Academic Hall Gets New Hat

Academic Hall dome 03-02-2013Academic Hall has been undergoing some major fixing. Surprisingly enough, the university hasn’t used “structural problems” as an excuse to tear down the iconic building as they seem so prone to do with other Cape landmarks.

Here’s a view of the dome from the north, looking south. You don’t often see it from this side.

Academic Hall Stories



11 Replies to “Academic Hall Gets New Hat”

  1. I suspect the SEMO University administration is sensitive to fund-raising issues that might arise if alums were to learn that Academic Hall will be torn down.

  2. My mother told of going up into the dome during the “great flood” of 1928 or 1929 or whenever it was back then and watching trees and houses float by in the Mississippi. There were animals trapped on the roofs of some of those houses and even people stranded on some.

    1. It would have been the Flood of 1927, the subject of a book, Rising Tide: The Great Mississippi Flood of 1927 and How it Changed America.
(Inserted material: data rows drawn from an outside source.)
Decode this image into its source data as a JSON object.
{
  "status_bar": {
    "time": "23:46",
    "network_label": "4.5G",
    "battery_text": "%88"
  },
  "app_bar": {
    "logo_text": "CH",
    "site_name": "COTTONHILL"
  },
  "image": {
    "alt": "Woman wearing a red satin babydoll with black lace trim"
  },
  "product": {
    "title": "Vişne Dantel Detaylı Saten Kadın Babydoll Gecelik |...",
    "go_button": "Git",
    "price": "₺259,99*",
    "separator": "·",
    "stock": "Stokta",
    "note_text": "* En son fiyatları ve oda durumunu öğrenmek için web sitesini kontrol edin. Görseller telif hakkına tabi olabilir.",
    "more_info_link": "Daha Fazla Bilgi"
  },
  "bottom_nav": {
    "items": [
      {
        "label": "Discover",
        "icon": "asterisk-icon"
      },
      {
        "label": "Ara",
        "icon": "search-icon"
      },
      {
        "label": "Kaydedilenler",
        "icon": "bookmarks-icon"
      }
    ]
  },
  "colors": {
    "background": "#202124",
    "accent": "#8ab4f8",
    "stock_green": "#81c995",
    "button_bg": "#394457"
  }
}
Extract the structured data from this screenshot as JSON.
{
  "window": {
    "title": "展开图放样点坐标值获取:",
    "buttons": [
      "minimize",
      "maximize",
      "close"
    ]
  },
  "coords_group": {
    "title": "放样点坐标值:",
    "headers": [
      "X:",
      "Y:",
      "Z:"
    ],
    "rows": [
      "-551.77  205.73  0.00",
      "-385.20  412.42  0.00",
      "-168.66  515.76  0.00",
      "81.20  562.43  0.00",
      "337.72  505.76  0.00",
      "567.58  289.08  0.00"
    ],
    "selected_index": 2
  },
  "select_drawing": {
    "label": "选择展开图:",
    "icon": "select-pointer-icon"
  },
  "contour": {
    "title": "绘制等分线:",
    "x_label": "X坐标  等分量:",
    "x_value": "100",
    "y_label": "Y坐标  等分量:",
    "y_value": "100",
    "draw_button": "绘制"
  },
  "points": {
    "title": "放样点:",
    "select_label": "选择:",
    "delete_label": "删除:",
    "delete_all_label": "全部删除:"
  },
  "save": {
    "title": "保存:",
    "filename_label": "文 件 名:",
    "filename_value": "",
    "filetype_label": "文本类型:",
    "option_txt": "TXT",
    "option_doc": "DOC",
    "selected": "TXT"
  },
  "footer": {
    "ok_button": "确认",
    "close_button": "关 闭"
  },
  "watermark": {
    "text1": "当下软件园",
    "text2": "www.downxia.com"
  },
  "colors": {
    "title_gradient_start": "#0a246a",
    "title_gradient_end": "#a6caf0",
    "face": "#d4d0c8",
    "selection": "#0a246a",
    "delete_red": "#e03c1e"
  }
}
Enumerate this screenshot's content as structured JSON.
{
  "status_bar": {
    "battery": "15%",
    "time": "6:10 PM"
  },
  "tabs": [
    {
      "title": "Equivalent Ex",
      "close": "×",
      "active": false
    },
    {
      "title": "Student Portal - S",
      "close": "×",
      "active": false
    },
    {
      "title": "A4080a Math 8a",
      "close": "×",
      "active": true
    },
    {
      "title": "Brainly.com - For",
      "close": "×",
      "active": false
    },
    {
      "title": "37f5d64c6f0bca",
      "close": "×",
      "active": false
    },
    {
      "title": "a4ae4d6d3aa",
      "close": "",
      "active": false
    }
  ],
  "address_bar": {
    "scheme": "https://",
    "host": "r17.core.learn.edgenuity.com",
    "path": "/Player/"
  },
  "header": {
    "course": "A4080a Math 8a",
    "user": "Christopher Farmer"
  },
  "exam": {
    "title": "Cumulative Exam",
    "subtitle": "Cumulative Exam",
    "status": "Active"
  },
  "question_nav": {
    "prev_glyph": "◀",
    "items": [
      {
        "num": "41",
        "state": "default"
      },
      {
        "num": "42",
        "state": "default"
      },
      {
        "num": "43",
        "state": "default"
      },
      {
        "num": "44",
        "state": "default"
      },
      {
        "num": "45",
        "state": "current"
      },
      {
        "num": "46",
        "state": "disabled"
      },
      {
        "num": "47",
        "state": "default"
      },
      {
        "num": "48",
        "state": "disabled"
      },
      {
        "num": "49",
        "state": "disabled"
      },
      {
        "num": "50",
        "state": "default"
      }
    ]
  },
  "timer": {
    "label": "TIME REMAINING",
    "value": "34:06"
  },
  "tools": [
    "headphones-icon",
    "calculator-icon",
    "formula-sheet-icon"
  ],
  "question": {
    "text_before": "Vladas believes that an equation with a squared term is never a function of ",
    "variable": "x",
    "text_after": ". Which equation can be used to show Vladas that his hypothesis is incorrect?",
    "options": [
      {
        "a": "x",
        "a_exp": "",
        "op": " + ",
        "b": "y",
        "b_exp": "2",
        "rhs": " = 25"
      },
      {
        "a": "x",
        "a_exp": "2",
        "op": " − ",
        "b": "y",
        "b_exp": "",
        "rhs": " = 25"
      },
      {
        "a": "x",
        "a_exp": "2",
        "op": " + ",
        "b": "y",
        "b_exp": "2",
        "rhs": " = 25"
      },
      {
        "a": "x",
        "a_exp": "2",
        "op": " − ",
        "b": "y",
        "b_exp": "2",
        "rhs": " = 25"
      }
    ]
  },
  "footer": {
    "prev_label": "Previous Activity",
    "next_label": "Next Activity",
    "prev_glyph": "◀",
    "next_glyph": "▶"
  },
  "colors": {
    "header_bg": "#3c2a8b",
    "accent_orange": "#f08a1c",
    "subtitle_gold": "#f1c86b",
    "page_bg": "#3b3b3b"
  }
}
      I’ve read it twice: the first time I was fascinated by the account of the flood. I picked it up last month and re-read it, this time focusing on the impact it had on government programs and the politics of the river.

      I’m sure I’ll read it again and find even more subplots. It’s one of my favorite books, full of scientific river lore, dirty politics and general skulduggery and greed.

  3. I haven’t been in Academic hall since 1977 when I graduated from SEMO. I used to teach swimming in the basement next to the nursing class rooms. Down the hall in the basement across from the pool was the computer room that was managed by the late Don Krueger. AH was an old, cold, drafty building back then, however, it did then and does now have character and deserved the dome makeover should be left as a landmark.

  4. I’m glad to see that the dome is now back to its rightful copper color. When I attended SEMO in the early 70s, it was an ornery shade of green tarnish. But every year when the Alumni Association solicited donations, those who contributed $150 or more became members of the ‘Copper Dome Society’. I used to laugh about that, but I guess no one would have donated to become members of the ‘Ornery Green Tarnish Society’.

  5. Why do the copper roofs and domes in Europe last a hundred years when here in Cape this is the SECond time Ive seen it redune?

  6. Laura, that green tarnish is known as “patina” and is prized by antiques people. I like both of them.

  7. Ken, I have also read the book you mentioned about the 1927 flood.
    A great book and I highly recommend it.

  8. I also read “Rising Tide” earlier this year and thought it was a fascinating account of the flood and the culture and politics of the region. I have given copies to several friends.

  9. Did you know that the dome was so shiny during WWII that the college was instructed to paint the dome black to avoid detection by enemy bombers. I think the whole city of Cape had to practice lights out after dark just like cities in Europe.

  10. Brad and I took the free tour of the refurbished dome. Got to initial the support beams, look our the port hole windows and meet a pretty girl.